WASHINGTON — The acting director of the Secret Service “personally ordered significant cuts to its threat assessment team” ahead of the assassination attempt on President Donald Trump, a Republican senator alleged Friday, citing a whistleblower.
Sen. Josh Hawley (R-Missouri), who confronted Acting Attorney General Ronald Roe at an oversight hearing on the near-assassination on Tuesday, published the whistleblower’s allegations in an open letter to the attorney general.
“A whistleblower has alleged to my office that the Secret Service Countersurveillance Division (CSD), which conducts threat assessments of event venues prior to events, did not conduct its routine assessment of the Butler venue and was not even present on the day of the event.” Holly writes:.
“This is important because CSD’s mission includes assessing potential security threats outside the security perimeter and mitigating those threats during the event,” Politico said. The hearing focused in part on the department’s lack of firing over apparent security failures at the deadly July 13 rally in Butler, Pennsylvania.
“The whistleblower alleges that if CSD officers had been at the rally, the shooter would have been found with a rangefinder and would have been handcuffed in the parking lot,” Hawley wrote.
Lowe said: [his] “Senate testimony has suggested that the security perimeter in the Butler incident should have included the American Glass Research facility,” the senator said, referring to the building where 20-year-old local loner Thomas Crooks was able to climb to the roof and open fire.
“The whistleblower alleges that because Butler did not have a CSD, this glaring deficiency was not adequately warned about or mitigated,” Hawley said.
“The whistleblower further alleges that you personally ordered significant cuts at CSD, reducing the department’s staffing by 20 percent. You did not mention this when asked directly to explain the cuts in your Senate testimony,” the Republicans said.

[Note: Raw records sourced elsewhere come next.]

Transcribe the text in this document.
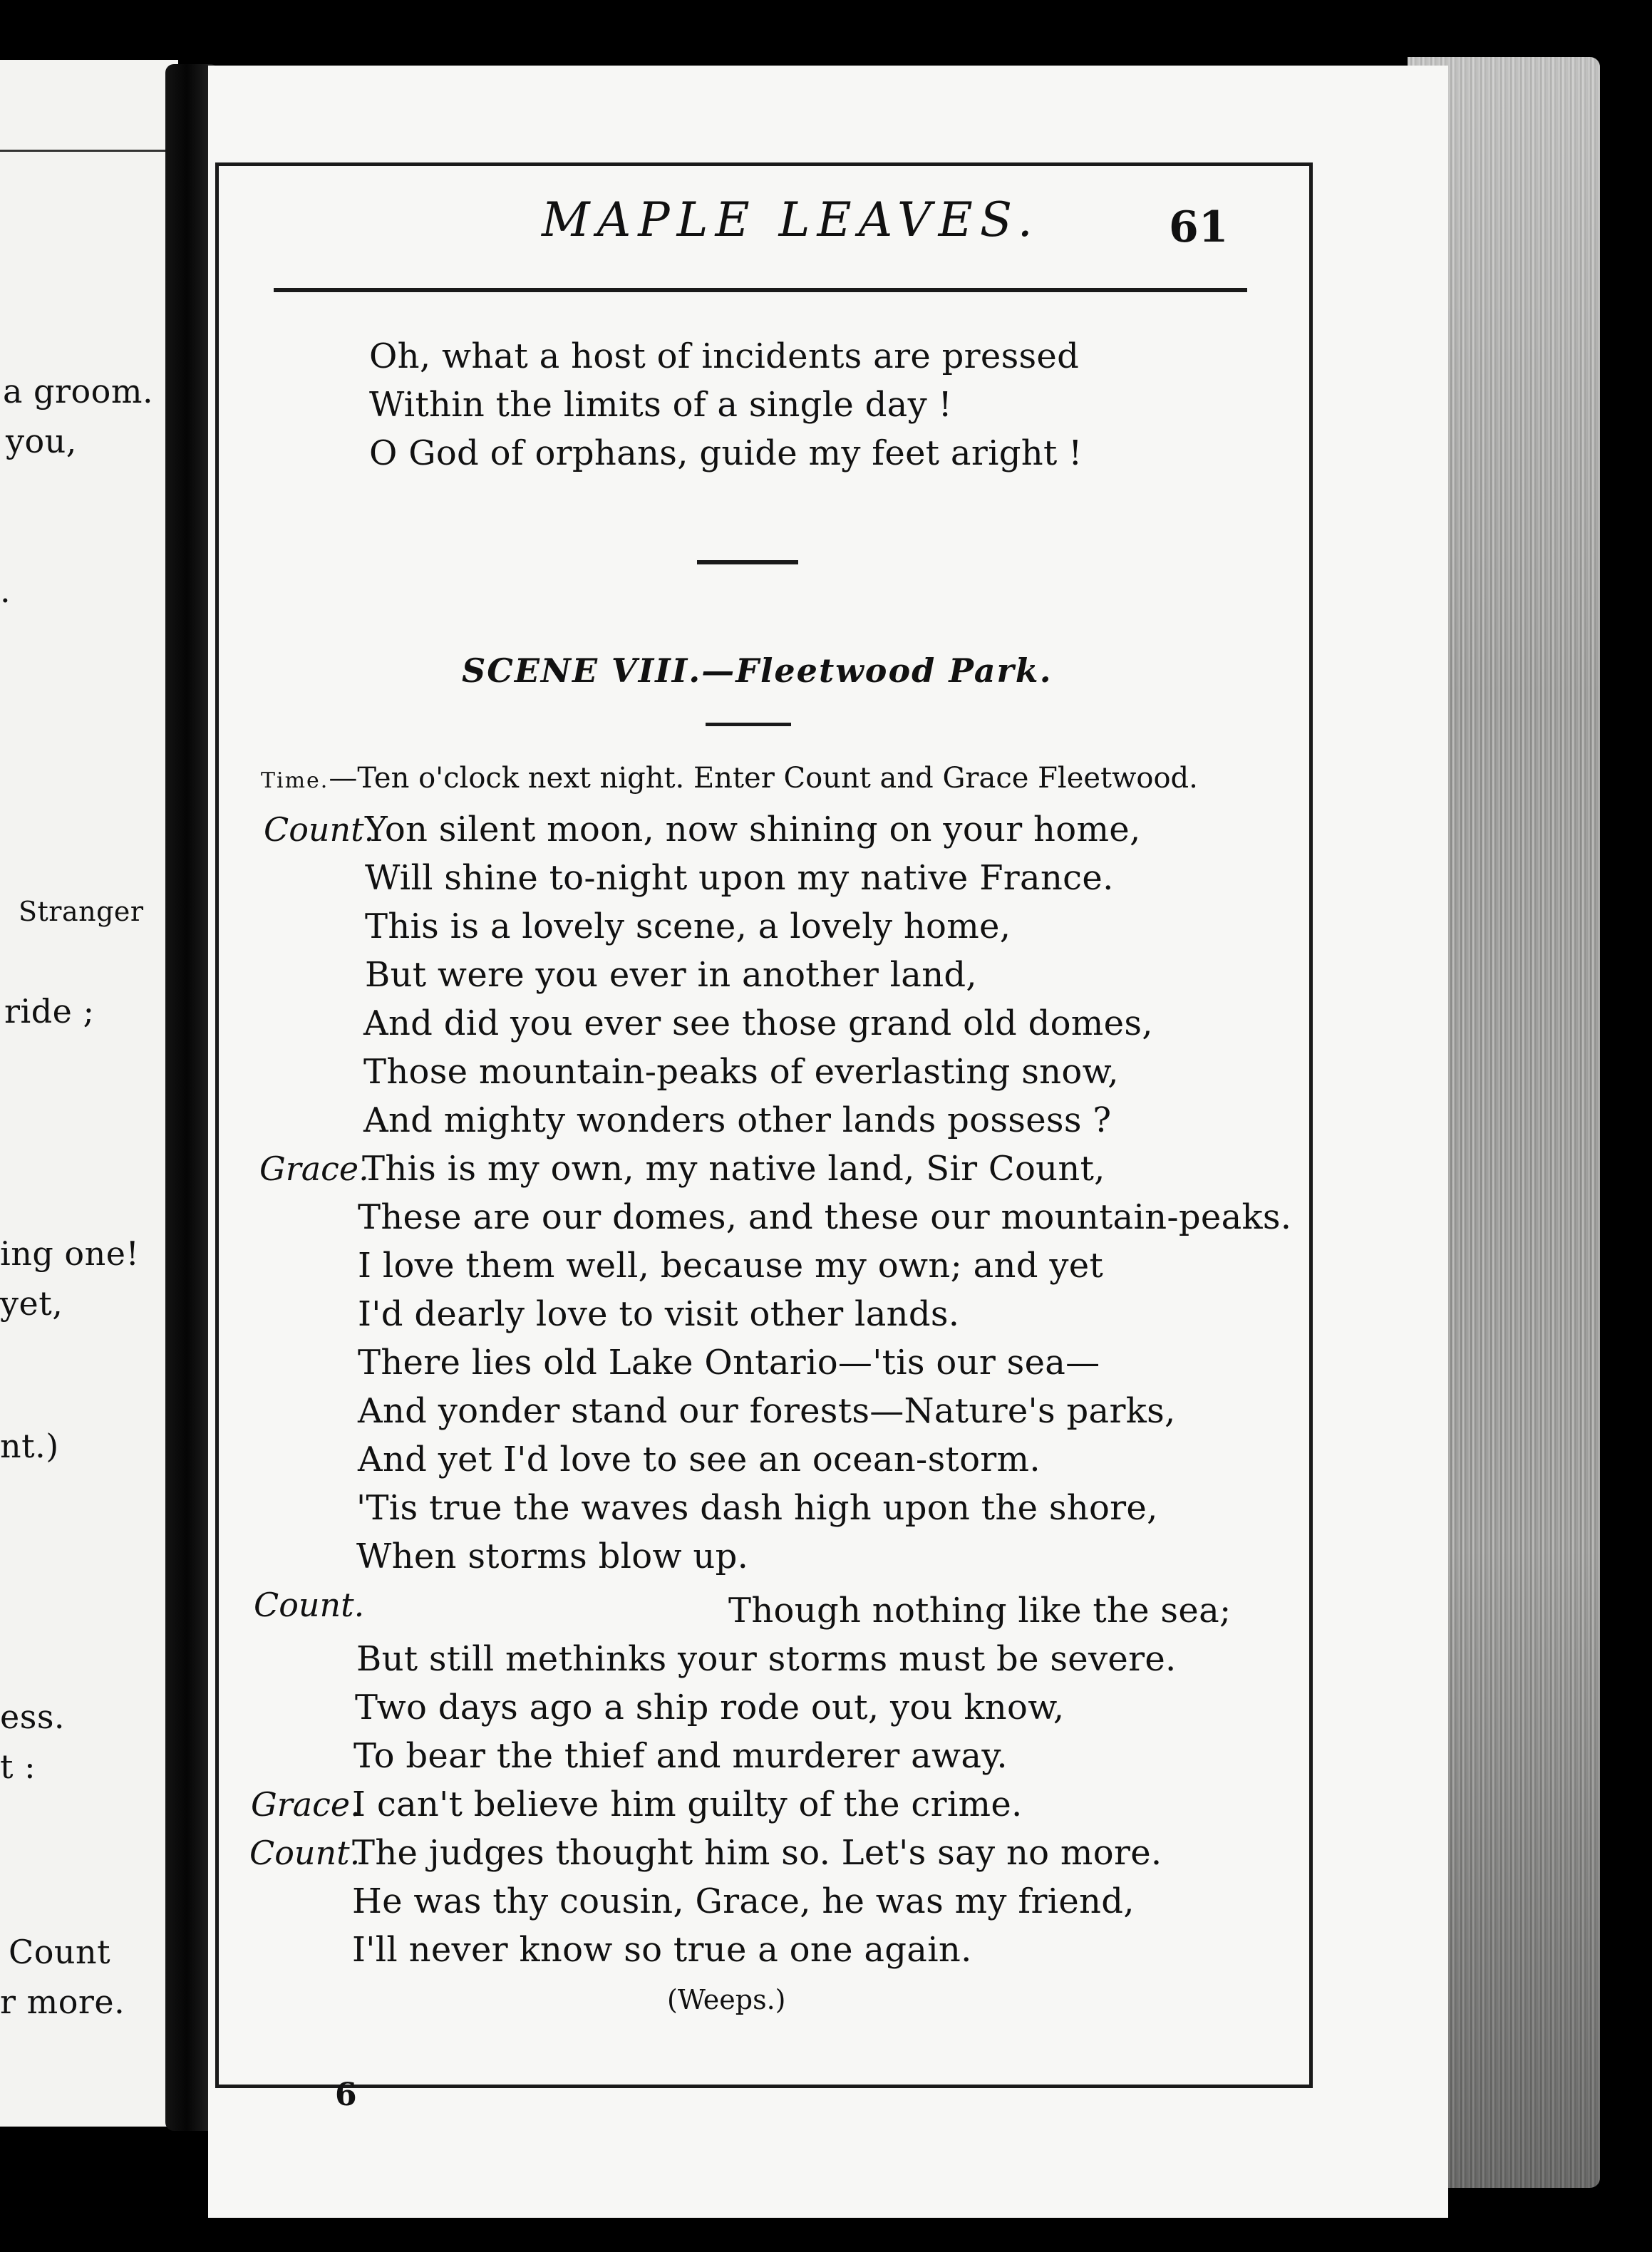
a groom.
you,
.
Stranger
ride ;
ing one!
yet,
nt.)
ess.
t :
Count
r more.
MAPLE LEAVES.	61
Oh, what a host of incidents are pressed
Within the limits of a single day !
O God of orphans, guide my feet aright !
SCENE VIII.—Fleetwood Park.
Time.—Ten o'clock next night. Enter Count and Grace Fleetwood.
Count.
Yon silent moon, now shining on your home,
Will shine to-night upon my native France.
This is a lovely scene, a lovely home,
But were you ever in another land,
And did you ever see those grand old domes,
Those mountain-peaks of everlasting snow,
And mighty wonders other lands possess ?
Grace.
This is my own, my native land, Sir Count,
These are our domes, and these our mountain-peaks.
I love them well, because my own; and yet
I'd dearly love to visit other lands.
There lies old Lake Ontario—'tis our sea—
And yonder stand our forests—Nature's parks,
And yet I'd love to see an ocean-storm.
'Tis true the waves dash high upon the shore,
When storms blow up.
Count.	Though nothing like the sea;
But still methinks your storms must be severe.
Two days ago a ship rode out, you know,
To bear the thief and murderer away.
Grace.
I can't believe him guilty of the crime.
Count.
The judges thought him so. Let's say no more.
He was thy cousin, Grace, he was my friend,
I'll never know so true a one again.
(Weeps.)
6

“The whistleblower also alleges retaliation against Secret Service personnel who raised concerns about security for President Trump’s events. The whistleblower alleges that after an event with the former President at a golf tournament last August, Secret Service agents present expressed serious concerns that the Secret Service’s use of local police was inadequate for security needs, and that local police were not adequately trained for the event or prepared to carry out the tasks assigned to them,” Hawley wrote.
“Furthermore, Secret Service officials expressed concerns that individuals were allowed to attend the event without vetting. The whistleblowers allege that those who raised such concerns were retaliated against,” Hawley said, requesting records to support the whistleblower’s claims.
The Secret Service responded, “We respect senators and our oversight role and will respond to requests through official channels.”
Rowe has led the agency since former director Kim Cheatle resigned following the disaster at the event, where one spectator was shot dead, two were injured and former President Trump suffered a graze injury to his right ear.